あれよあれよとストーリーがでかくなって行くのがやや不自然ですが、その流れで、マルとリリィは冴子を守る羽目になるのが本編。

どうやら過去に政治家と関わりを持ったことのある冴子、さらにその関係を計画していった経営コンサルタントという闇社会の男とも関わりを戻して行く。無理やり感のある展開ながら、サスペンスとして楽しめるあたりはまぁまぁのできなのだろう。

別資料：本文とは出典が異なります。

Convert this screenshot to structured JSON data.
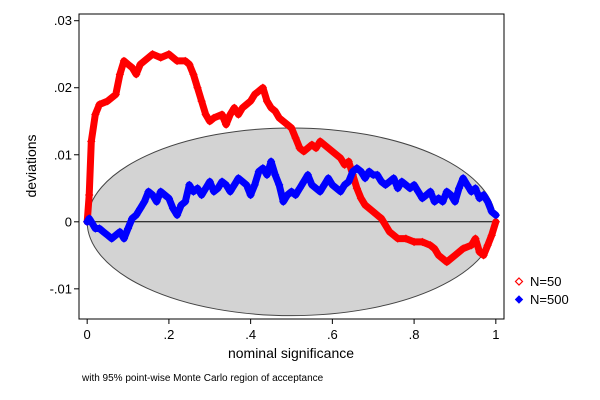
{
  "chart_data": {
    "type": "line",
    "xlabel": "nominal significance",
    "ylabel": "deviations",
    "note": "with 95% point-wise Monte Carlo region of acceptance",
    "xlim": [
      -0.02,
      1.02
    ],
    "ylim": [
      -0.0145,
      0.031
    ],
    "xticks": [
      0,
      0.2,
      0.4,
      0.6,
      0.8,
      1
    ],
    "xtick_labels": [
      "0",
      ".2",
      ".4",
      ".6",
      ".8",
      "1"
    ],
    "yticks": [
      -0.01,
      0,
      0.01,
      0.02,
      0.03
    ],
    "ytick_labels": [
      "-.01",
      "0",
      ".01",
      ".02",
      ".03"
    ],
    "grid": false,
    "legend_position": "right",
    "acceptance_region": {
      "center_x": 0.5,
      "half_width_x": 0.5,
      "half_height_y": 0.014,
      "color": "#d3d3d3"
    },
    "series": [
      {
        "name": "N=50",
        "color": "#ff0000",
        "marker": "hollow-diamond",
        "x": [
          0,
          0.005,
          0.01,
          0.02,
          0.03,
          0.05,
          0.07,
          0.08,
          0.09,
          0.1,
          0.11,
          0.12,
          0.13,
          0.15,
          0.16,
          0.18,
          0.2,
          0.22,
          0.24,
          0.25,
          0.26,
          0.27,
          0.28,
          0.29,
          0.3,
          0.31,
          0.33,
          0.34,
          0.35,
          0.36,
          0.37,
          0.38,
          0.39,
          0.4,
          0.41,
          0.42,
          0.43,
          0.44,
          0.45,
          0.46,
          0.47,
          0.48,
          0.49,
          0.5,
          0.51,
          0.52,
          0.53,
          0.55,
          0.56,
          0.57,
          0.58,
          0.6,
          0.62,
          0.63,
          0.64,
          0.65,
          0.66,
          0.67,
          0.68,
          0.7,
          0.72,
          0.74,
          0.75,
          0.76,
          0.78,
          0.8,
          0.82,
          0.84,
          0.85,
          0.86,
          0.88,
          0.9,
          0.92,
          0.94,
          0.95,
          0.96,
          0.97,
          0.98,
          0.99,
          1.0
        ],
        "y": [
          0,
          0.004,
          0.012,
          0.016,
          0.0175,
          0.018,
          0.019,
          0.022,
          0.024,
          0.0235,
          0.023,
          0.022,
          0.0235,
          0.0245,
          0.025,
          0.0245,
          0.025,
          0.024,
          0.024,
          0.0235,
          0.022,
          0.02,
          0.018,
          0.016,
          0.015,
          0.0155,
          0.016,
          0.0145,
          0.016,
          0.017,
          0.016,
          0.017,
          0.0175,
          0.018,
          0.019,
          0.0195,
          0.02,
          0.018,
          0.017,
          0.0165,
          0.0155,
          0.015,
          0.0145,
          0.014,
          0.0125,
          0.011,
          0.0105,
          0.0115,
          0.011,
          0.012,
          0.0115,
          0.0105,
          0.0095,
          0.0085,
          0.009,
          0.007,
          0.005,
          0.0035,
          0.0025,
          0.0015,
          0.0005,
          -0.0015,
          -0.002,
          -0.0025,
          -0.0025,
          -0.003,
          -0.003,
          -0.0035,
          -0.004,
          -0.005,
          -0.006,
          -0.005,
          -0.004,
          -0.0035,
          -0.0025,
          -0.0045,
          -0.005,
          -0.0035,
          -0.002,
          0
        ]
      },
      {
        "name": "N=500",
        "color": "#0000ff",
        "marker": "filled-diamond",
        "x": [
          0,
          0.005,
          0.01,
          0.02,
          0.03,
          0.04,
          0.05,
          0.06,
          0.07,
          0.08,
          0.09,
          0.1,
          0.11,
          0.12,
          0.13,
          0.14,
          0.15,
          0.16,
          0.17,
          0.18,
          0.19,
          0.2,
          0.21,
          0.22,
          0.23,
          0.24,
          0.25,
          0.26,
          0.27,
          0.28,
          0.29,
          0.3,
          0.31,
          0.32,
          0.33,
          0.34,
          0.35,
          0.36,
          0.37,
          0.38,
          0.39,
          0.4,
          0.41,
          0.42,
          0.43,
          0.44,
          0.45,
          0.46,
          0.47,
          0.48,
          0.49,
          0.5,
          0.51,
          0.52,
          0.53,
          0.54,
          0.55,
          0.56,
          0.57,
          0.58,
          0.59,
          0.6,
          0.61,
          0.62,
          0.63,
          0.64,
          0.65,
          0.66,
          0.67,
          0.68,
          0.69,
          0.7,
          0.71,
          0.72,
          0.73,
          0.74,
          0.75,
          0.76,
          0.77,
          0.78,
          0.79,
          0.8,
          0.81,
          0.82,
          0.83,
          0.84,
          0.85,
          0.86,
          0.87,
          0.88,
          0.89,
          0.9,
          0.91,
          0.92,
          0.93,
          0.94,
          0.95,
          0.96,
          0.97,
          0.98,
          0.99,
          1.0
        ],
        "y": [
          0,
          0.0005,
          0,
          -0.001,
          -0.001,
          -0.0015,
          -0.002,
          -0.0025,
          -0.002,
          -0.0015,
          -0.0025,
          -0.001,
          0.0005,
          0.001,
          0.002,
          0.003,
          0.0045,
          0.004,
          0.003,
          0.0045,
          0.004,
          0.0035,
          0.002,
          0.001,
          0.0025,
          0.003,
          0.0055,
          0.0045,
          0.005,
          0.004,
          0.005,
          0.006,
          0.0045,
          0.005,
          0.006,
          0.0055,
          0.0045,
          0.0055,
          0.0065,
          0.006,
          0.0055,
          0.004,
          0.0055,
          0.0075,
          0.008,
          0.007,
          0.009,
          0.007,
          0.0055,
          0.003,
          0.004,
          0.0045,
          0.004,
          0.005,
          0.006,
          0.007,
          0.0055,
          0.005,
          0.0045,
          0.0055,
          0.0065,
          0.0055,
          0.005,
          0.0045,
          0.0055,
          0.006,
          0.0075,
          0.008,
          0.0075,
          0.0065,
          0.0075,
          0.007,
          0.007,
          0.006,
          0.0055,
          0.006,
          0.0065,
          0.005,
          0.006,
          0.0055,
          0.005,
          0.0055,
          0.0045,
          0.0035,
          0.004,
          0.0045,
          0.003,
          0.0035,
          0.003,
          0.0045,
          0.004,
          0.003,
          0.005,
          0.0065,
          0.0055,
          0.0045,
          0.005,
          0.0035,
          0.004,
          0.003,
          0.0015,
          0.001
        ]
      }
    ]
  }
}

結局、ストーカーの男も行動がエスカレートして、とうとう冴子の関係のあった政治家さえも最後は殺してしまい、マルも瀕死の重傷を負いながらも冴子を助け出して夜の街へ消えて行く。

エピローグは冒頭に戻って、何事もなく日常が始まるというマルの部屋でエンディング。もうちょっとストーリーの組み立ての意整理をしたらかなり面白い秀作になりそうな作品ですが、役者それぞれが存在感抜群に飛び出して来るのがなかなかの一本。おもしろかった。